According to my knowledge the first line of the is_equal method will create another object (c) but the arr attribute will point to the same data of the original object. Thus popping data from c will affect the original stack's arr.

Surprisingly, this isn't happening.

The address of stack c's arr is different than the address of the original stack's arr and the data is copied correctly as if I have overloaded the assignment operator.

Am I missing something?

Upvotes: 0

Views: 102

Answers (2)

Remy Lebeau
Remy Lebeau

Reputation: 597166

According to my knowledge the first line of the is_equal method will create another object (c) but the arr attribute will point to the same data of the original object.
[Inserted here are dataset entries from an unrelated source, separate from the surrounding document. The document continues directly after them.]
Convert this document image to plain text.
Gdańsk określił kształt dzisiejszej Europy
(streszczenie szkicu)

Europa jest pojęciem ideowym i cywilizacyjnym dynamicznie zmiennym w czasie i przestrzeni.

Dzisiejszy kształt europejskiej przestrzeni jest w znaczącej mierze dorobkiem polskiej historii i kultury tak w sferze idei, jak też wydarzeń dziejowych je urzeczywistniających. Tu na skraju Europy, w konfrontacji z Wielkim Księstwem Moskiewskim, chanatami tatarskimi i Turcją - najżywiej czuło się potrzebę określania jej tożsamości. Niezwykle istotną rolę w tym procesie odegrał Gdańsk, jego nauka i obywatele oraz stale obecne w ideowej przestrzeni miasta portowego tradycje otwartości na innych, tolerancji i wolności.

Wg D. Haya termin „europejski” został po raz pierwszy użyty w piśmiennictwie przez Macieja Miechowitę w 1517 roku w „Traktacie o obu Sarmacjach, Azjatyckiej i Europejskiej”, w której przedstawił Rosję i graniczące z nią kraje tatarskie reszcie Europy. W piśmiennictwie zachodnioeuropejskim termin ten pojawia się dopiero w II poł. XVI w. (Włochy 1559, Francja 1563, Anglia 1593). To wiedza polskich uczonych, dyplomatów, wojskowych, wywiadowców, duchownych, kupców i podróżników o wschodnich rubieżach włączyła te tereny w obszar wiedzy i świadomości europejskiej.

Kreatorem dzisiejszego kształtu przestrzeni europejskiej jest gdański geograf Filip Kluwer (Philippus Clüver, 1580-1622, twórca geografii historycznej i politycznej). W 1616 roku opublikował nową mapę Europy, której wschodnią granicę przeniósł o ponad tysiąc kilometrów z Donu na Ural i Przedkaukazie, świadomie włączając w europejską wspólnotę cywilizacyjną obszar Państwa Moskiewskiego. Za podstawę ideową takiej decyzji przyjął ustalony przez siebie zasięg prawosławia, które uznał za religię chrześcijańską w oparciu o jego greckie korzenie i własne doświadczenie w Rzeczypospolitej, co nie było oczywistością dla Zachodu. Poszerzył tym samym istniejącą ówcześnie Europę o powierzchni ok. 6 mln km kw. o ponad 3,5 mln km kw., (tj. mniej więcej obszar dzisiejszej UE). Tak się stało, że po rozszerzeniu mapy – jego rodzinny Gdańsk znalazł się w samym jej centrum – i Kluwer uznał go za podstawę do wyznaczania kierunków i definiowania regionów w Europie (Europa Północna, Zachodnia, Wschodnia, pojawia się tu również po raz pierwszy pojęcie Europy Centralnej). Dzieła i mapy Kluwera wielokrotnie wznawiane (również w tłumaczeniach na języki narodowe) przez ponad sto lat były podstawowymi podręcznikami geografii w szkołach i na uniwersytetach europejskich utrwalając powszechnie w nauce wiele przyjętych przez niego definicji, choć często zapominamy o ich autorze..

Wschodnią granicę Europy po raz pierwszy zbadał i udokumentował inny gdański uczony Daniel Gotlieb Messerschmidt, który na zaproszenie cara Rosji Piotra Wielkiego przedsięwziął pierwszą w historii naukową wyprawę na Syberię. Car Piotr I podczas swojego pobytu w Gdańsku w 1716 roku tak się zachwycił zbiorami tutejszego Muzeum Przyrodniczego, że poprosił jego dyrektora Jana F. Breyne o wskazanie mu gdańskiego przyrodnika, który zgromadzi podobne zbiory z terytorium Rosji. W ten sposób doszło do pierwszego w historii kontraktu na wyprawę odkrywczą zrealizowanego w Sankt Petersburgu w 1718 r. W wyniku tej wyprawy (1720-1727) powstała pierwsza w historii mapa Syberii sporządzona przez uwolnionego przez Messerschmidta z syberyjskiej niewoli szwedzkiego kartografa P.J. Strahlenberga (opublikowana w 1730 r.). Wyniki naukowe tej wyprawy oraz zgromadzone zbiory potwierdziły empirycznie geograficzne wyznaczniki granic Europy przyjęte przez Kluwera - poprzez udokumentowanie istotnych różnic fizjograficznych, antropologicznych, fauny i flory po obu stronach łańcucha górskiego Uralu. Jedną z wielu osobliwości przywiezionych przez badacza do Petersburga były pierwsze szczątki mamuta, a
No, it will not. There is no such thing as making a shallow-copy of a fixed array. The elements of the array in this will be copied to the array in the new object c. Just as the elements of whatever Stack object you pass to is_equal() will be copied to the array in the s parameter since you are passing it by value.
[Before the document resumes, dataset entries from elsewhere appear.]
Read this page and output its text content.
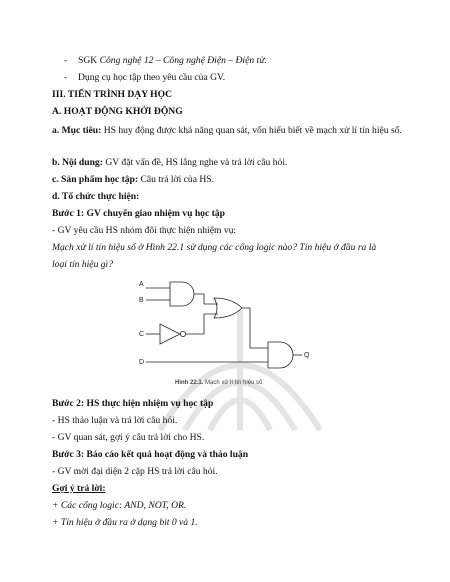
- SGK Công nghệ 12 – Công nghệ Điện – Điện tử.
- Dụng cụ học tập theo yêu cầu của GV.
III. TIẾN TRÌNH DẠY HỌC
A. HOẠT ĐỘNG KHỞI ĐỘNG
a. Mục tiêu: HS huy động được khả năng quan sát, vốn hiểu biết về mạch xử lí tín hiệu số.
b. Nội dung: GV đặt vấn đề, HS lắng nghe và trả lời câu hỏi.
c. Sản phẩm học tập: Câu trả lời của HS.
d. Tổ chức thực hiện:
Bước 1: GV chuyển giao nhiệm vụ học tập
- GV yêu cầu HS nhóm đôi thực hiện nhiệm vụ:
Mạch xử lí tín hiệu số ở Hình 22.1 sử dụng các cổng logic nào? Tín hiệu ở đầu ra là
loại tín hiệu gì?
A
B
C
D
Q
Hình 22.1. Mạch xử lí tín hiệu số
Bước 2: HS thực hiện nhiệm vụ học tập
- HS thảo luận và trả lời câu hỏi.
- GV quan sát, gợi ý câu trả lời cho HS.
Bước 3: Báo cáo kết quả hoạt động và thảo luận
- GV mời đại diện 2 cặp HS trả lời câu hỏi.
Gợi ý trả lời:
+ Các cổng logic: AND, NOT, OR.
+ Tín hiệu ở đầu ra ở dạng bit 0 và 1.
If you really wanted to share the array, you would need to allocate the array dynamically using new[] or std::malloc() and then have Stack store a pointer to the array. Copying a pointer from one object to another would give you the shallow-copy semantics you are thinking of.

Thus popping data from c will affect the original stack's arr.

No, it won't, because c has its own array that is independent of the array in either s or this.

The address of stack c's arr is different than the address of the original stack's arr

Correct. Because they are separate arrays in memory.

the data is copied correctly as if I have overloaded the assignment operator.

Yes, because you did not implement your own copy constructor or copy assignment operator, so the compiler implicitly implemented them for you. The implicit implementation will copy the array elements from the source object's array to the destination object's array.

And BTW, your is_equal() can be implemented without having to make any copies at all:

class Stack {
    private:
        int arr[1000];
        int size;
    public:
        ...
        bool is_equal(const Stack &s) const {
            if (size != s.size)
                return false;
            for (int i = 0; i < size; ++i) {
                if (arr[i] != s.arr[i])
                    return false;
            }
            return true;
        }
        ...
};

Or simply:

#include <algorithm>

class Stack {
    private:
        int arr[1000];
        int size;
    public:
        ...
        bool is_equal(const Stack &s) const {
            // pre-C++14...
            return (size == s.size) && std::equal(arr, arr + size, s.arr);

            // C++14 and later...
            return std::equal(arr, arr + size, s.arr, s.arr + s.size);
        }
        ...
};

Upvotes: 0

Hatted Rooster
Hatted Rooster

Reputation: 36503

According to my knowledge the first line of the is_equal method will create another object (c) but the arr attribute will point to the same data of the original object. Thus popping data from c will affect the original stack's arr.

No, that's wrong. The Stack object will get copied and get its own storage. Copying an array means copying over all its elements to a different part in memory. c and *this are two different Stack objects with two different arrays.